The drawing is a schematic view of apparatus usable in the present process and a flow diagram of the process.
According to the present process, oil contained in a diatomaceous deposit is removed therefrom by solvent extraction. The diatomite ore, which contains oil, water and some fine clay or slit, is mined and, if necessary, crushed so as to reduce the ore to a lump size of below three-quarters of an inch.
As shown schematically in the drawing, crushed diatomite ore is introduced through a seal 1, into a duct 2 into which hot second miscella is also fed through line 3. The mixture of the diatomite ore at ambient temperature and hot miscella is charged from duct 2 into the first stage feed mixer 4 where the mixture is thoroughly agitated so as to completely disintegrate the diatomite and forms a slurry. Slurry from first stage mixer 4 is passed through duct 5 through first and second heat exchangers 6 and 7, where the slurry is reheated to a preferred extraction temperature slightly below the boiling point of the heterogeneous azeotrope of solvent and water.
The heated slurry is discharged from duct 5 into a settling zone which may comprise a first stage thickener 8 where the particles of diatomite settle to the bottom as a thixotropic mud for removal through underflow pipe 9 for further extraction. Overflow from thickener 8, which comprises the first miscella, containing oil, solvent and ore fines, enters overflow pipe 10 and is charged to miscella clarifier 11. In the miscella clarifier, fine solid material present in the miscella settles to the bottom. Underflow from the clarifier 11 is discharged through line 12 to a continuous filter 13 (portrayed as a rotary drum vacuum filter although other filters known to the art might be used), where the underflow mixture of miscella and solids is filtered and the solid filter cake formed therein washed with solvent to remove substantially all of the remaining oil. Even though the individual particles of diatomite are of very fine size, they filter readily from the miscella, as might be expected since diatomite is an excellent filter aid. Filtrate from the filter 13 in pipe 14 is combined with overflow from the clarifier 11 in line 15, and the combined miscella in line 16 is charged to the evaporation system described hereinafter. Filter cake from the filter 13 discharged through duct 17 is conveyed to the residue stripper, later described.

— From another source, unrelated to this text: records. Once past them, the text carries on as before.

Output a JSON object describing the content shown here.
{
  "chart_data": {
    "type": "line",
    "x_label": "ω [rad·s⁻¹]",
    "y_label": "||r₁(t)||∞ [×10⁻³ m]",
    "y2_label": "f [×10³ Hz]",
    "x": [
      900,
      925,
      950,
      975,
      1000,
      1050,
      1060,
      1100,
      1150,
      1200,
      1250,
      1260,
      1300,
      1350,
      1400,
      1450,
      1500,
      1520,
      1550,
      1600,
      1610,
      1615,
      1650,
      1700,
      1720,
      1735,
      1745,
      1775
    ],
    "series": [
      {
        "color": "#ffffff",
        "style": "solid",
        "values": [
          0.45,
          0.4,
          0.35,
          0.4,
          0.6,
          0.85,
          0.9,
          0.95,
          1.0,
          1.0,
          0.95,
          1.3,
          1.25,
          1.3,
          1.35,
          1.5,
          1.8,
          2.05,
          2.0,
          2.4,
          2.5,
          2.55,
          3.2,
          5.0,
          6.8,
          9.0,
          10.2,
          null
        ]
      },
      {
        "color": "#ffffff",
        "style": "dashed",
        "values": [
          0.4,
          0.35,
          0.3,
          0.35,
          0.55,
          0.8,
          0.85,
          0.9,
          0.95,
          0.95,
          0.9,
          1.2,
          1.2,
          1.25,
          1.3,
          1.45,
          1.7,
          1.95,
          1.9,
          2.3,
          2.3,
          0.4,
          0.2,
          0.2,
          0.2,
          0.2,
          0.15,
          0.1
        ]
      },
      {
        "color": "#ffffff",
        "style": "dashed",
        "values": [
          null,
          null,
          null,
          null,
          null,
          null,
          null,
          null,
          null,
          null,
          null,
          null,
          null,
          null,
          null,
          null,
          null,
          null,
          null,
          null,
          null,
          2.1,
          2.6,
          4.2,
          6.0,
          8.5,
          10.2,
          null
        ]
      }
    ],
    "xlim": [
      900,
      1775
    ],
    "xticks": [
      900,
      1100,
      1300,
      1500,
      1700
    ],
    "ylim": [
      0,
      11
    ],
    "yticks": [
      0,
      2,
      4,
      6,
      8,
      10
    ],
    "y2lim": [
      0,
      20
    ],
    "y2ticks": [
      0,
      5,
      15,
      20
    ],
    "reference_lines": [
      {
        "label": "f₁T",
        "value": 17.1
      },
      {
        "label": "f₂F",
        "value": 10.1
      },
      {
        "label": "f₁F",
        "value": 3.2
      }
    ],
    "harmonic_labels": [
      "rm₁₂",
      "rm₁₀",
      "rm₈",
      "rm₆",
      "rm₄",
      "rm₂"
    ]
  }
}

The diatomite mud separated from the first miscella in the first stage thickener 8 is discharged through underflow pipe 9, and next flows through a series of extraction stages comprising mixers and thickeners. From underflow pipe 9 the underflow is charged to the second stage thickener 18 through mixer 18a, which is portrayed as an in-line mixer in which liquids and solids are mixed by concurrent flow past baffles. However, other mixers can be used, as is well known to those skilled in the art. Overflow from the second stage thickener 18 is discharged therefrom to line 3 for recycle and admixture with fresh diatomite in duct 2 as previously described. Bottoms from second stage thickener 18 flow through line 19 to the third stage mixer 20a. Overflow from the third stage thickener 20 flows through line 21 to the second stage mixer 18a. This sequence is continued through the fourth through sixth extraction stages. Underflow from third stage thickener 20 flows through line 22 to the fourth stage mixer 23a. Overflow from the fourth stage thickener 23 flows through line 24 to the third stage mixture 20a; underflow from thickener 23 flows in line 25 to the fifth stage mixer 26a. Overflow from fifth stage thickener 26 flows through line 27 to the fourth stage mixer 23a; underflow from thickener 26 flows through line 28 to the sixth stage mixer 29a. Overflow from the sixth stage thickener 29 flows through line 30 to the fifth stage mixer 26a. Oil-free solvent recycled from solvent condensers is fed to sixth stage mixer 29a through line 84, as is later described. Since some solvent is lost in the process, make-up solvent is provided in line 31.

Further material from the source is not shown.